There is a huge amount of information in the outputs from minpath. To keep things tractable we are just going to look at two pathways.

The first pathway is named photosynthesis light reactions and has the metacyc code PWY-101. This pathway includes the essential components of photosynthesis that occur in light, Photosystem I and Photosystem II.

Use the following command to search for this pathway across all the bins

grep 'PWY-101' *.ec.report

Question 4.1

How many bins contain at least one gene from this pathway?
Which bin has all of the genes (ie a complete pathway)?

Cross reference your results with the output from gtdbtk to see the taxonomy of bins containing this pathway. Note that you will need to modify the commands below to use the correct bin numbers (these will be different for everyone).

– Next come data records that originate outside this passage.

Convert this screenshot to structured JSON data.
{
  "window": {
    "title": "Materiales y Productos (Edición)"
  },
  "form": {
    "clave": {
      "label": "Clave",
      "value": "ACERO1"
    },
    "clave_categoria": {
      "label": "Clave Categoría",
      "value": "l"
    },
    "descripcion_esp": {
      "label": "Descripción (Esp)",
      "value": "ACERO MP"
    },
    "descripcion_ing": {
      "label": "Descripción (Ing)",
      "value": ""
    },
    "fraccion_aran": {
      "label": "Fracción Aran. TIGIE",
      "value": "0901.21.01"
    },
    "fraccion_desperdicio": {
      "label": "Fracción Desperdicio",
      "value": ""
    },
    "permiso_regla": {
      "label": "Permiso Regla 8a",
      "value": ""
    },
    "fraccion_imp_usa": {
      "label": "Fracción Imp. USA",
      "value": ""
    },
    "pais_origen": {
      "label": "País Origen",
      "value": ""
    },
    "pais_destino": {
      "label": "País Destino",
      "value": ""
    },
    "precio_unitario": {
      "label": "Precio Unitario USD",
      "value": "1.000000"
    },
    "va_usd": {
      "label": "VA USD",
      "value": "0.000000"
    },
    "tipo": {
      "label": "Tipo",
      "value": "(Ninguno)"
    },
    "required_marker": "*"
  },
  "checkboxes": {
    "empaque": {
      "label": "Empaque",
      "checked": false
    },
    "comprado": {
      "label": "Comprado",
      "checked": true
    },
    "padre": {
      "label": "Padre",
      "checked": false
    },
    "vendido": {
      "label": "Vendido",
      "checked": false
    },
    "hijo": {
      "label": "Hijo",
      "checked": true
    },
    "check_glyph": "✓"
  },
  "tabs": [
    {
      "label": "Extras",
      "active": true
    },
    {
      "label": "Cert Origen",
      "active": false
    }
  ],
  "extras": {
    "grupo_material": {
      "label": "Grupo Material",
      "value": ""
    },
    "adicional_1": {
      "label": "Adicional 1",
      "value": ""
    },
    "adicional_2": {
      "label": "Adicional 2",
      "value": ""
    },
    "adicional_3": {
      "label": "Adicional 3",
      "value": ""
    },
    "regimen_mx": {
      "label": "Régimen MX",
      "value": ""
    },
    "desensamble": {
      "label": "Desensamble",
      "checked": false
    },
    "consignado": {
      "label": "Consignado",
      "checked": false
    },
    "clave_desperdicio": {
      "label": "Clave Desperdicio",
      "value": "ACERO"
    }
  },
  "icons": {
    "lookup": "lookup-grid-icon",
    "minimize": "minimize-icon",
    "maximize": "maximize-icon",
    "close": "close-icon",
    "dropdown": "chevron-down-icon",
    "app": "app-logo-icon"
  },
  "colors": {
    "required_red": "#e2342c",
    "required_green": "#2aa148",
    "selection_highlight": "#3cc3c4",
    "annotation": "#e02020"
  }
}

grep 'metabat.26' ../gtdbtk/out/gtdbtk.bac120.summary.tsv

The second pathway is a little less obviously named. It is called superpathway of tetrathionate reduction and has metacyc code PWY-5360. This pathway is important because it includes enzymes required to reduce sulfite to hydrogen sulfide. Note that sulfite acts as the terminal electron acceptor in this pathway, however, in a broader sense the term “sulfate reducing” refers to micro-organisms that can produce sulfide from a range of oxidised sulfur compounds.

Question 4.2

How many bins contain the pathway PWY-5360?
What family (in a taxonomic sense) do these bins belong to?